At the very least, the last eleven months of indecision and failure to protect the education of the pupils currently at the school, should now come to an end. 

In any case, Kent County Council needs to analyse why its School Improvement Service and decision making process have failed so badly in this case. 



Last modified on Friday, 31 July 2020 11:50


  • Comment Link Saturday, 12 January 2019 19:51 posted by Julia James

    Incredible. Surely KCC should be making every effort to make up for its failures at Holmesdale. However, it clearly does not have staff with the ability to cope with a crisis. The lead officer's biography reads '... joined Kent County Council in 1982 after a variety of jobs whilst at university. He has worked in a number of roles within Corporate Finance, Social Services and Education Finance. He is CIPFA (Chartered Institute of Public Finance and Accountancy) qualified'.

    In other words, another accountant with no relevant experience making poor education decisions.

  • Comment Link Monday, 31 December 2018 10:44 posted by Sheila White

    What a disgrace. Where do concerned parents turn to. No accountability for Local Authority schools in spite of claims by Anti-Academy groups to the converse, and no accountability for Academies if schools convert.
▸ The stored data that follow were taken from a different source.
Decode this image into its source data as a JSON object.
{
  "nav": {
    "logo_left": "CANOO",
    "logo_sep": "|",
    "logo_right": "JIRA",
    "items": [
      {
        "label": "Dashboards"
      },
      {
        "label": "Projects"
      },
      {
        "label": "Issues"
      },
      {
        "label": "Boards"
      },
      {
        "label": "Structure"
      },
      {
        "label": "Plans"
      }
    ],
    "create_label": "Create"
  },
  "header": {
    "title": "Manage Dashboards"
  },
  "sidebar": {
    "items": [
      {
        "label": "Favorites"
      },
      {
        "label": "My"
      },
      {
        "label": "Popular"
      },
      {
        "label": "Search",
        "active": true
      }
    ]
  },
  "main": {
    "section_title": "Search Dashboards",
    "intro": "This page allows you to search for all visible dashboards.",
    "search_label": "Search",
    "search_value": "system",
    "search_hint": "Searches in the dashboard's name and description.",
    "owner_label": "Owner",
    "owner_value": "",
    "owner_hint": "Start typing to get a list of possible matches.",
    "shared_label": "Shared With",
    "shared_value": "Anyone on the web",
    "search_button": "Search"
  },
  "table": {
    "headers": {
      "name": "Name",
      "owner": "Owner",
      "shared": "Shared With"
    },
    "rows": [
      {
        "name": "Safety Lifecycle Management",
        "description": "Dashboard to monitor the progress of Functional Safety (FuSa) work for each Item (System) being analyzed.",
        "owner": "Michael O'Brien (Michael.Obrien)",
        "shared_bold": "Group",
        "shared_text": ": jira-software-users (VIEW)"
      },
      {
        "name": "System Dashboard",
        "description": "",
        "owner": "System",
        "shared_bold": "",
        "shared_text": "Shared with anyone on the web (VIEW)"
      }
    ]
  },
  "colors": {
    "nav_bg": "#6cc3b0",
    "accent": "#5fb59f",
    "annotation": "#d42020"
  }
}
  • Comment Link Monday, 31 December 2018 08:41 posted by Janet Downs

    The poor support provided by Kent should surely have triggered an Ofsted inspection of the LA's school improvement service.
    But that hasn't happened. And it appears Ofsted inspections of local authority school improvement services has ceased. The last ones were done in 2016.
    In October 2018, the DfE withdrew its guidance for inspecting LA arrangements for school support as 'it no longer reflects current policy'. This is not acceptable. PETER: Thanks as always Janet for your incisive comment and information, which surprised me. The link provides no clue as to why government no longer considers this important. Holmesdale suggests it is necessary for, as with so much of academy policy, it removes another level of accountability.